En pleno siglo XXI, regirse por el librito doctrinario de un economista austríaco del siglo pasado no solo resulta anacrónico, sino profundamente peligroso. Javier Milei gobierna desde un dogma: el mercado como religión, el Estado como enemigo, y la vida social como una molestia. La reducción drástica del rol estatal, la desregulación salvaje, y la liberalización económica sin red de contención no han generado prosperidad, sino pobreza. Y en este experimento fallido, el rostro humano desaparece: no hay lugar para los jubilados, los médicos, los maestros ni las infancias.
La Argentina de Milei no tiene plan, tiene un credo. El problema es que la realidad no entra en ese credo sin romperse. El salario mínimo no alcanza para una empanada. Los médicos del Garrahan trabajan 68 horas por semana por menos de 3.000 pesos la hora. Los comedores populares, sostenidos históricamente por organizaciones sociales, fueron desfinanciados y reemplazados por ONGs afines al poder, que ahora cierran por falta de fondos. La respuesta oficial no es asistencia, es represión y desdén. El mensaje es claro: sobreviví como puedas, el mercado se encargará del resto.

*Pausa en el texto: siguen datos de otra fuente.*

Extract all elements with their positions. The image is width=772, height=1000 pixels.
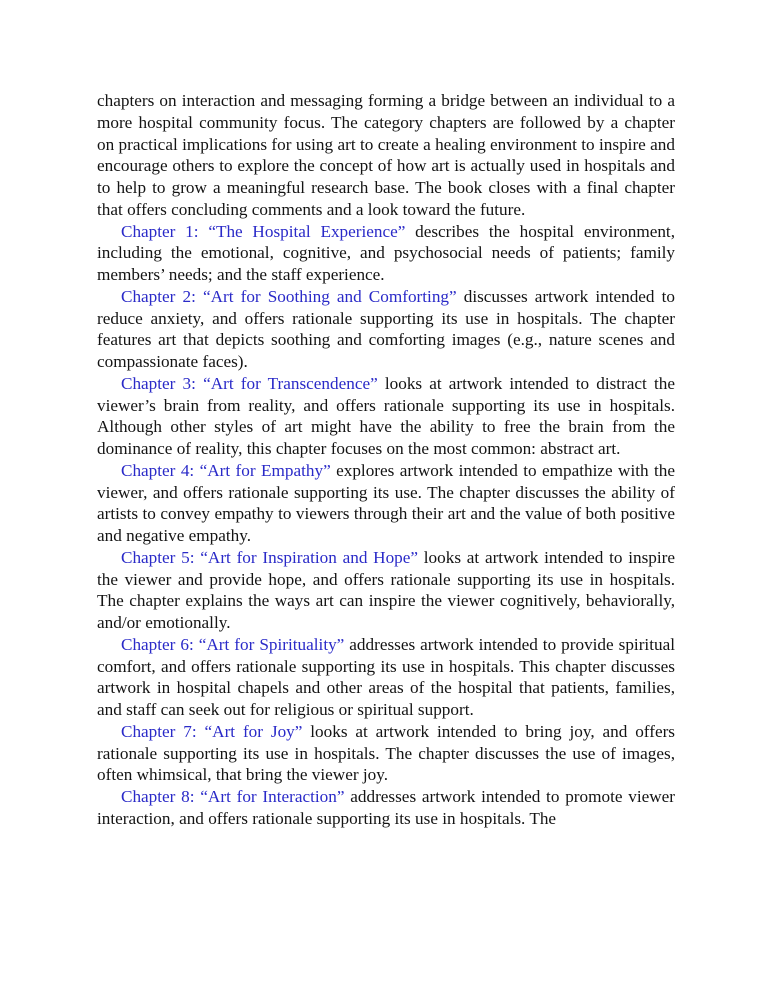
chapter-4-paragraph — [97, 460, 675, 547]
document-body — [97, 90, 675, 830]
chapter-2-description: discusses artwork intended to reduce anxiety, and offers rationale supporting its use in hospitals. The chapter features art that depicts soothing and comforting images (e.g., nature scenes and compassionate faces). — [97, 286, 675, 371]
chapter-1-paragraph — [97, 221, 675, 286]
chapter-7-paragraph — [97, 721, 675, 786]
chapter-2-link[interactable]: Chapter 2: “Art for Soothing and Comforting” — [121, 286, 457, 306]
chapter-6-paragraph — [97, 634, 675, 721]
chapter-1-link[interactable]: Chapter 1: “The Hospital Experience” — [121, 221, 406, 241]
chapter-2-paragraph — [97, 286, 675, 373]
chapter-5-description: looks at artwork intended to inspire the viewer and provide hope, and offers rationale supporting its use in hospitals. The chapter explains the ways art can inspire the viewer cognitively, behaviorally, and/or emotionally. — [97, 547, 675, 632]
chapter-5-paragraph — [97, 547, 675, 634]
chapter-8-paragraph — [97, 786, 675, 830]
intro-paragraph: chapters on interaction and messaging forming a bridge between an individual to a more hospital community focus. The category chapters are followed by a chapter on practical implications for using art to create a healing environment to inspire and encourage others to explore the concept of how art is actually used in hospitals and to help to grow a meaningful research base. The book closes with a final chapter that offers concluding comments and a look toward the future. — [97, 91, 675, 219]
chapter-3-paragraph — [97, 373, 675, 460]
chapter-8-link[interactable]: Chapter 8: “Art for Interaction” — [121, 787, 345, 806]
chapter-3-link[interactable]: Chapter 3: “Art for Transcendence” — [121, 373, 378, 393]
chapter-6-description: addresses artwork intended to provide spiritual comfort, and offers rationale supporting its use in hospitals. This chapter discusses artwork in hospital chapels and other areas of the hospital that patients, families, and staff can seek out for religious or spiritual support. — [97, 634, 675, 719]
chapter-7-description: looks at artwork intended to bring joy, and offers rationale supporting its use in hospitals. The chapter discusses the use of images, often whimsical, that bring the viewer joy. — [97, 721, 675, 785]
chapter-3-description: looks at artwork intended to distract the viewer’s brain from reality, and offers rationale supporting its use in hospitals. Although other styles of art might have the ability to free the brain from the dominance of reality, this chapter focuses on the most common: abstract art. — [97, 373, 675, 458]
chapter-4-link[interactable]: Chapter 4: “Art for Empathy” — [121, 460, 331, 480]
chapter-5-link[interactable]: Chapter 5: “Art for Inspiration and Hope” — [121, 547, 419, 567]
chapter-4-description: explores artwork intended to empathize with the viewer, and offers rationale supporting its use. The chapter discusses the ability of artists to convey empathy to viewers through their art and the value of both positive and negative empathy. — [97, 460, 676, 545]
chapter-8-description: addresses artwork intended to promote viewer interaction, and offers rationale supporting its use in hospitals. The — [97, 787, 675, 828]
chapter-1-description: describes the hospital environment, including the emotional, cognitive, and psychosocial needs of patients; family members’ needs; and the staff experience. — [97, 221, 675, 284]
chapter-6-link[interactable]: Chapter 6: “Art for Spirituality” — [121, 634, 345, 654]
chapter-7-link[interactable]: Chapter 7: “Art for Joy” — [121, 721, 303, 741]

Empanadas y empobrecimiento
El símbolo de esta tragedia es tan simple como brutal: las empanadas. Ricardo Darín dijo, con el tono calmo de quien observa sin interés partidario, que ya ni para tres empanadas alcanza. La respuesta gubernamental fue un ataque brutal, típico del poder autoritario: ridiculización, insultos, manipulación. Se quiere imponer el miedo a disentir, incluso en lo anecdótico, porque en lo anecdótico se cifra la verdad estructural: los argentinos están empobrecidos, expulsados del contrato social.
La desregulación avanza incluso sobre el derecho a una alimentación segura: el gobierno permite, por decreto, que las tapas de empanadas no cumplan con las normas de salud pública. Es un ejemplo perfecto del capitalismo sin controles: un Estado que entrega el cuerpo de los ciudadanos al mercado. Más barato, más tóxico, más rentable.
Una democracia convertida en plan de negocios
Lo que vivimos no es un experimento liberal, sino una demolición institucional. El gobierno de Milei gobierna por decreto, ataca al Congreso, al Poder Judicial, a la prensa, a los artistas, a los sindicatos y a cualquier expresión de autonomía social. No hay diálogo posible: solo obediencia o enemigo. Y mientras tanto, se endeuda al país con velocidad alarmante, se importan alimentos mientras se destruye la producción local, y se reprime el derecho a huelga. La CGT, en silencio. La oposición, en shock.
Y ahí entra la otra cara del fracaso: el peronismo. En un momento donde debería constituirse en alternativa sólida, el movimiento está atrapado en una parálisis cognitiva y política. Incapaz de presentar propuestas claras, de movilizar su base, o de defender a sus propios gobernadores, se limita a sobrevivir. Milei avanza porque la resistencia es un murmullo.
El siglo XXI no se gobierna con fórmulas del siglo XIX
Austríacos como Mises o Hayek fueron pensadores clave del liberalismo clásico, pero gobernar en 2025 exige otra cosa. El mundo enfrenta desafíos nuevos: automatización, cambio climático, tensiones geopolíticas globales, desigualdades extremas, pandemias y crisis de representación. Creer que desregulando el mercado todo se resuelve es tan absurdo como usar velas en una central eléctrica.
El rostro humano de la política no es una debilidad: es su condición de posibilidad. Gobernar es armonizar intereses, construir puentes, cuidar, garantizar derechos y proyectar futuro. Milei hace todo lo contrario: divide, destruye, desprecia y niega.
La pregunta ya no es si el modelo liberal funciona. La pregunta es si la Argentina puede resistirlo sin perder su alma.